When a popular cache entry expires, many concurrent requests miss the cache simultaneously and all hit the database at once, potentially overwhelming it. Mitigations:

  • Locking: Only one request fetches from the database; others wait for the cache to be repopulated.
  • Probabilistic Early Expiration: Randomly refresh cache entries before they actually expire, spreading the load.
  • Background Refresh: A background process refreshes popular entries before their TTL expires.
  • Stale-While-Revalidate: Serve the stale cached value immediately while fetching a fresh copy in the background.

Distributed Caching

In a multi-server environment, a centralized cache (like Redis or Memcached) ensures all application servers share the same cached data. Key considerations:

  • Partitioning: Distribute cache keys across multiple cache nodes using consistent hashing (Chapter 11).
  • Replication: Replicate data across cache nodes for availability. Redis Cluster and Redis Sentinel support this.
  • Serialization: Data must be serialized to store in cache and deserialized on read. Choose efficient formats (MessagePack, Protobuf) for large objects.
  • Memory Management: Monitor memory usage. An out-of-memory cache starts evicting entries aggressively, reducing hit rate.

Redis vs. Memcached

Redis

  • Rich data structures (strings, hashes, lists, sets, sorted sets, streams)
  • Persistence options (RDB snapshots, AOF log)
  • Replication and clustering built-in
  • Pub/sub messaging
  • Lua scripting
  • Single-threaded (6.0+ supports I/O threading)

Memcached

  • Simple key-value only
  • No persistence
  • Multi-threaded; scales well on multi-core
  • Lower memory overhead per key
  • Simpler operational model
  • Better for pure caching (no data structure needs)

Key Takeaways

  • Caching can reduce latency from hundreds of milliseconds (database) to sub-millisecond (in-memory cache).
  • Cache-aside is the most common and flexible strategy.
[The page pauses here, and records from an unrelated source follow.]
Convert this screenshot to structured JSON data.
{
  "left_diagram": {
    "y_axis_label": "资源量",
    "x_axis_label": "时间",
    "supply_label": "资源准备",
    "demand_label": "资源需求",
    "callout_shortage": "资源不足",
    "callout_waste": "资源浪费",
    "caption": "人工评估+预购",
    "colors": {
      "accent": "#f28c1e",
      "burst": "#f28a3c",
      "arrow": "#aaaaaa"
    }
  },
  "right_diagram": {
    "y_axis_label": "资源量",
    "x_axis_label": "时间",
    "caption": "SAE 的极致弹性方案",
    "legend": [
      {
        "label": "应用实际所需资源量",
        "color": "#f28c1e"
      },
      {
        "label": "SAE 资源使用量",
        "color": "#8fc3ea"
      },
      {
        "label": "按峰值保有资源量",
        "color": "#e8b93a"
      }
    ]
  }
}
Use write-through or write-behind when consistency or write performance is critical.
  • Always set a TTL. Unbounded cache growth will eventually exhaust memory.
  • LRU is the default eviction policy for most use cases.
  • Plan for cache invalidation from the start. Retrofitting it is painful.
  • Guard against cache stampedes with locking or probabilistic early expiration.
  • Prefer Redis for rich data structure needs; Memcached for pure, simple caching at scale.